NASA's James Webb telescope seeks to capture images of the first galaxies and stars in the universe: See it in 3D

The James Webb Space Telescope
The James Webb Space Telescope at NASA’s Goddard Space Flight Center in Greenbelt, Md. (Kevin Lamarque/Reuters)

NASA's much-anticipated and much-delayed launch of the James Webb Space Telescope is set for Saturday, when it will lift off housed in the nose cone of an Ariane 5 rocket from a launch site in Kourou, French Guiana.

“The James Webb Space Telescope is an Apollo moment for all of NASA, for the entire world, but especially for our science programs worldwide,” Thomas Zurbuchen, associate administrator for the NASA Science Mission Directorate, said at a news conference earlier this week. “It’s the stuff of dreams.”

Liftoff from the Guiana Space Center is now scheduled for Dec. 25 at 7:20 a.m. ET, weather permitting.

Weighing a mere 13,700 pounds, the giant, next-generation telescope, which is named after a former NASA administrator, will take 29 days to reach its destination and complete a complex unfolding procedure. Months of calibration will follow before the telescope can begin taking photos of the early universe.

Click and scroll in the window below to explore how the Webb Space Telescope mission compares to the Hubble Space Telescope to go farther and see further:

See Webb in your space. Explore the immersive experience above in your browser or scan this QR code with your phone to launch the experience in Augmented Reality.

The telescope will orbit Earth’s second Lagrange point, which is nearly 1 million miles from Earth or four times farther into space than the moon. There, the satellite can be balanced by the gravity of the Earth and sun.

This destination is too far away to be repaired or serviced by astronauts if something goes wrong. Still, NASA believes the risk of failure is low, even with the satellite's hundreds of potential failure points while unfolding.
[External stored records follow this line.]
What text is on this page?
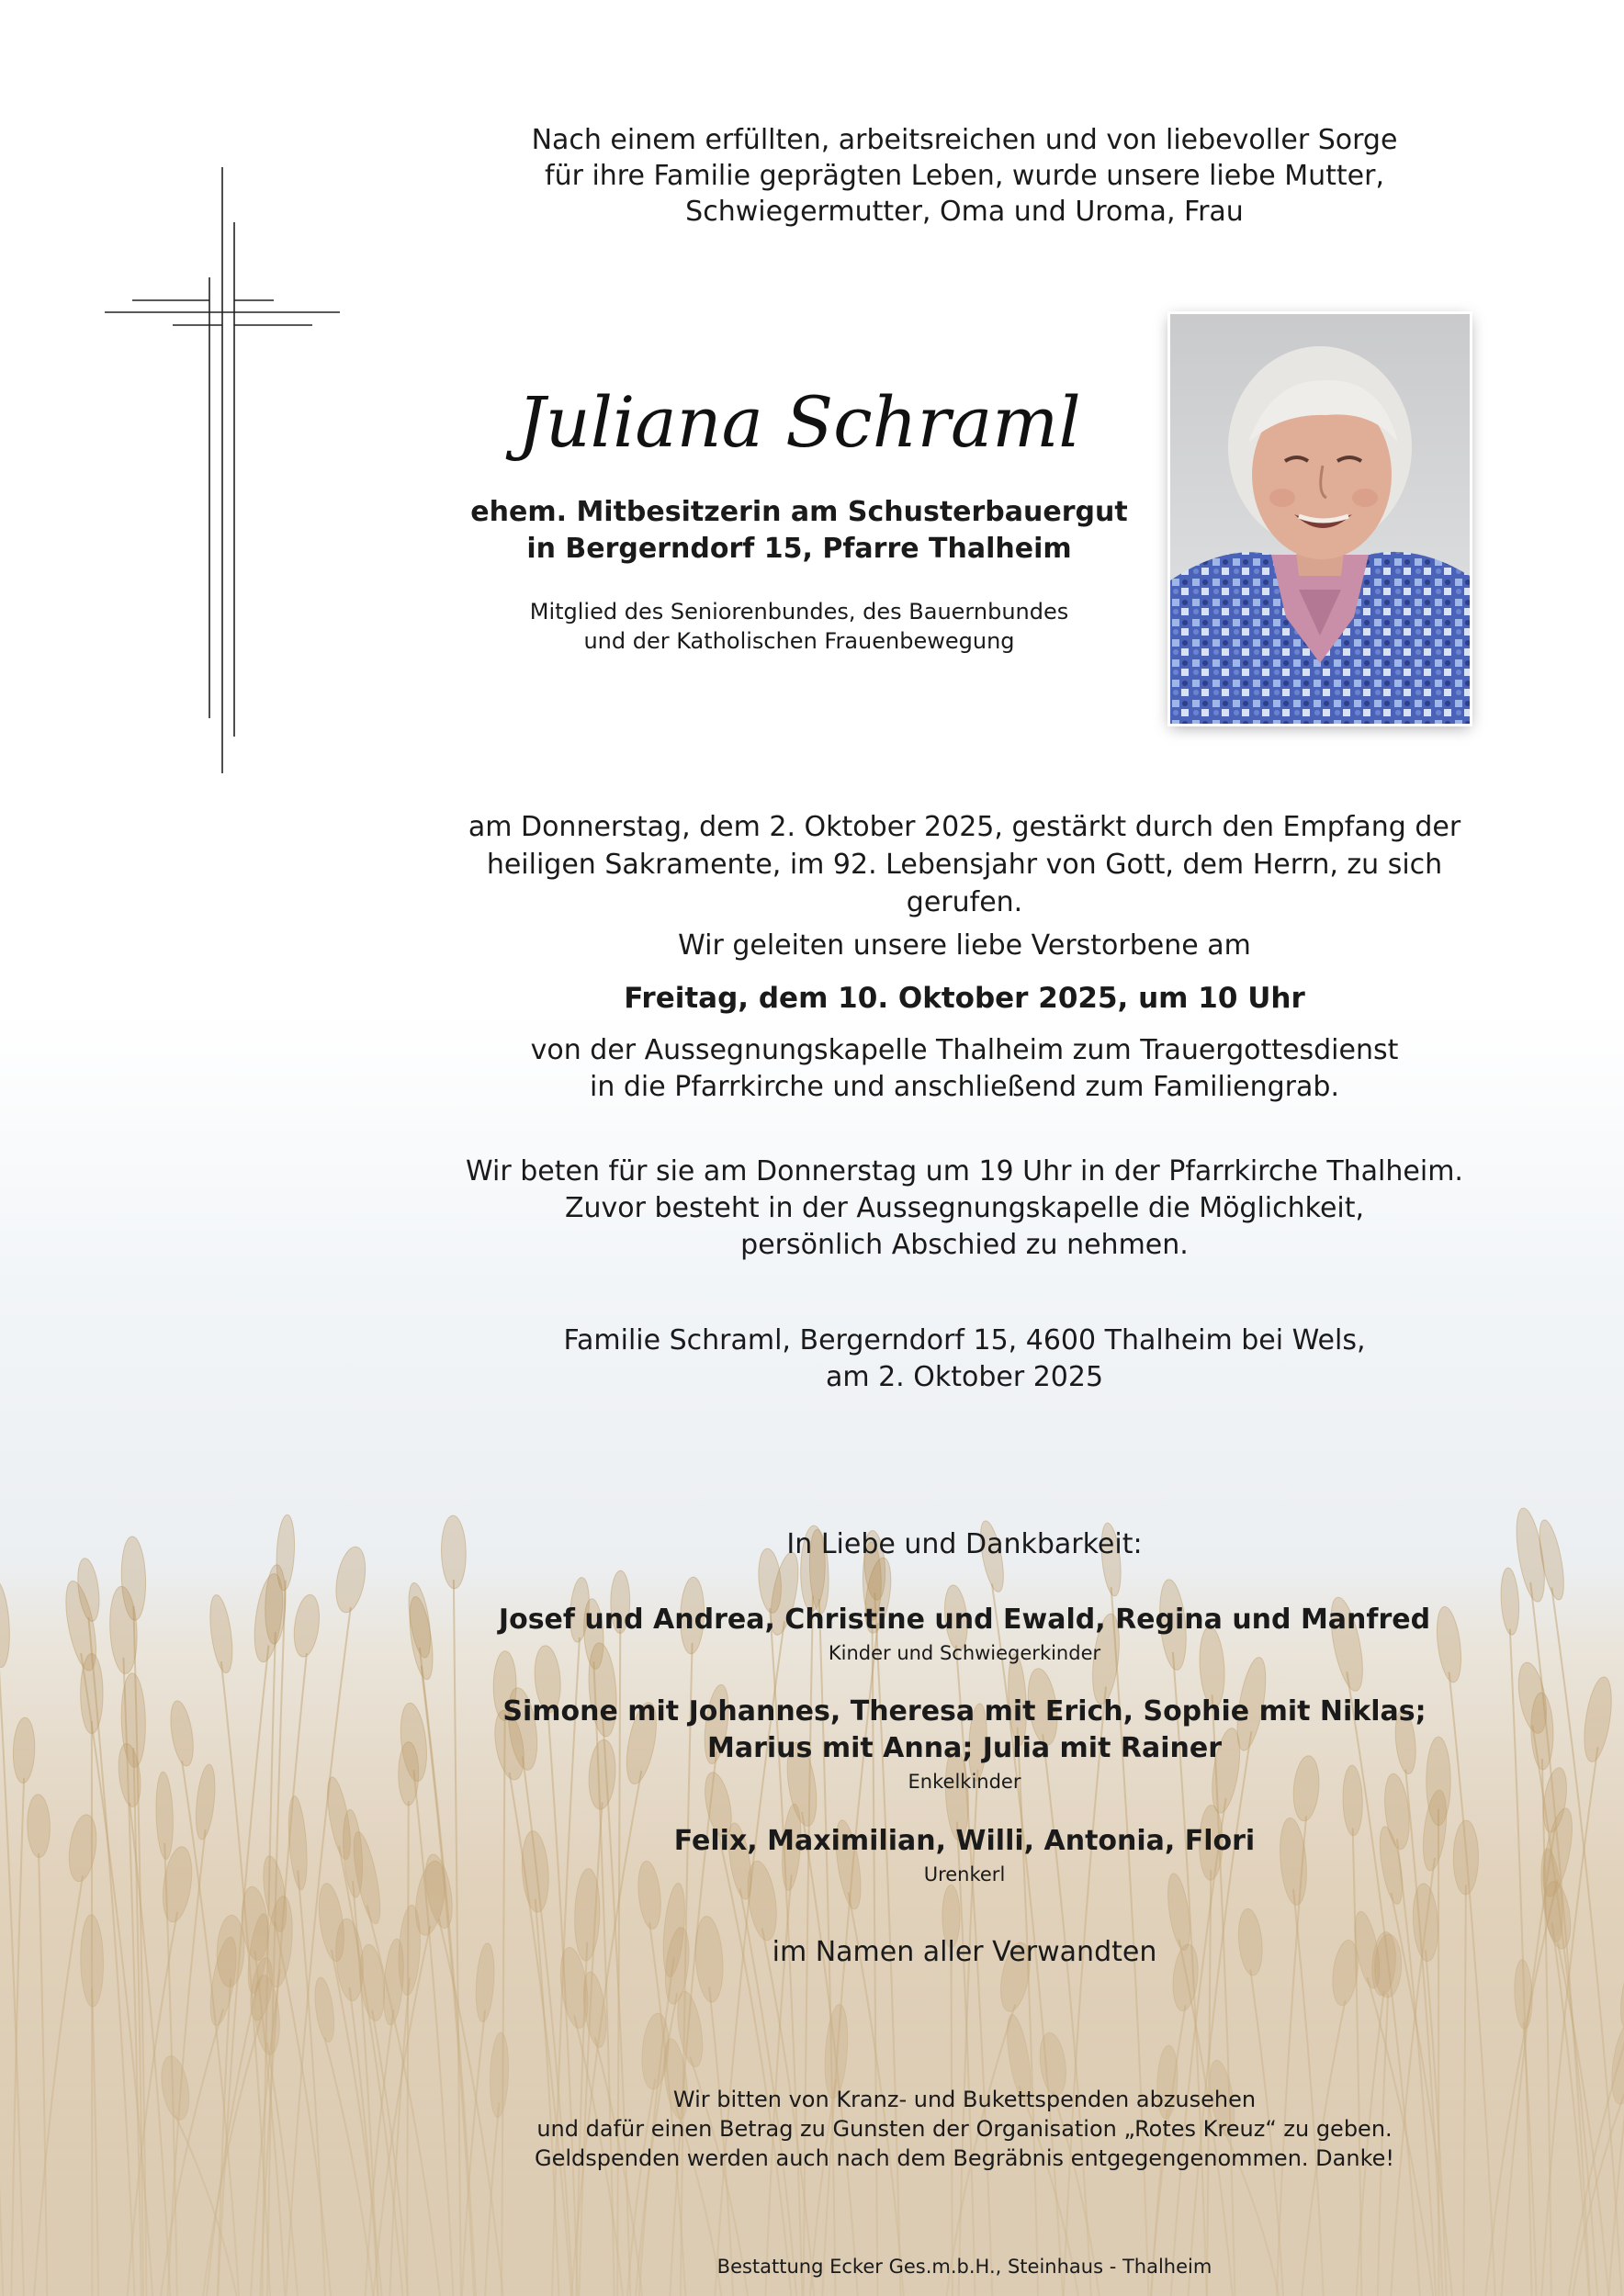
Nach einem erfüllten, arbeitsreichen und von liebevoller Sorge
für ihre Familie geprägten Leben, wurde unsere liebe Mutter,
Schwiegermutter, Oma und Uroma, Frau
Juliana Schraml
ehem. Mitbesitzerin am Schusterbauergut
in Bergerndorf 15, Pfarre Thalheim
Mitglied des Seniorenbundes, des Bauernbundes
und der Katholischen Frauenbewegung
am Donnerstag, dem 2. Oktober 2025, gestärkt durch den Empfang der
heiligen Sakramente, im 92. Lebensjahr von Gott, dem Herrn, zu sich gerufen.
Wir geleiten unsere liebe Verstorbene am
Freitag, dem 10. Oktober 2025, um 10 Uhr
von der Aussegnungskapelle Thalheim zum Trauergottesdienst
in die Pfarrkirche und anschließend zum Familiengrab.
Wir beten für sie am Donnerstag um 19 Uhr in der Pfarrkirche Thalheim.
Zuvor besteht in der Aussegnungskapelle die Möglichkeit,
persönlich Abschied zu nehmen.
Familie Schraml, Bergerndorf 15, 4600 Thalheim bei Wels,
am 2. Oktober 2025
In Liebe und Dankbarkeit:
Josef und Andrea, Christine und Ewald, Regina und Manfred
Kinder und Schwiegerkinder
Simone mit Johannes, Theresa mit Erich, Sophie mit Niklas;
Marius mit Anna; Julia mit Rainer
Enkelkinder
Felix, Maximilian, Willi, Antonia, Flori
Urenkerl
im Namen aller Verwandten
Wir bitten von Kranz- und Bukettspenden abzusehen
und dafür einen Betrag zu Gunsten der Organisation „Rotes Kreuz“ zu geben.
Geldspenden werden auch nach dem Begräbnis entgegengenommen. Danke!
Bestattung Ecker Ges.m.b.H., Steinhaus - Thalheim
The space telescope has taken over 30 years to develop at a cost of around $10 billion.

Webb will be able to view a larger swath of the infrared spectrum than the Hubble space telescope, launched in 1990, is able to observe.

This difference allows Webb to see older light than Hubble, photograph the first stars created after the Big Bang and see stars hidden behind clouds of space dust and gases.

Webb features many scientific advancements, including a 5-layer sun shield — teach the size of a tennis court yet as thin as a human hair — to ensure the sun’s infrared light (or heat) doesn’t affect the infrared light being observed from the distant universe.

The delicate operation of observing infrared light from more than 170 billion years ago requires a first-of-its-kind infrared sensor refrigerator, which NASA calls a cryocooler, to be kept extremely cold — like -448 degrees fahrenheit cold, or just 12 degrees above the coldest possible point of matter called “absolute zero.” The cold helps the telescope’s scientific instruments suppress infrared background "noise," according to NASA.

Webb was previously scheduled to launch Dec. 18 but the “sudden, unplanned release of a clamp band caused a vibration throughout the observatory” and forced it to be pushed back to Dec. 22. Forecast high winds caused NASA to scrap both that one and another on Christmas Eve.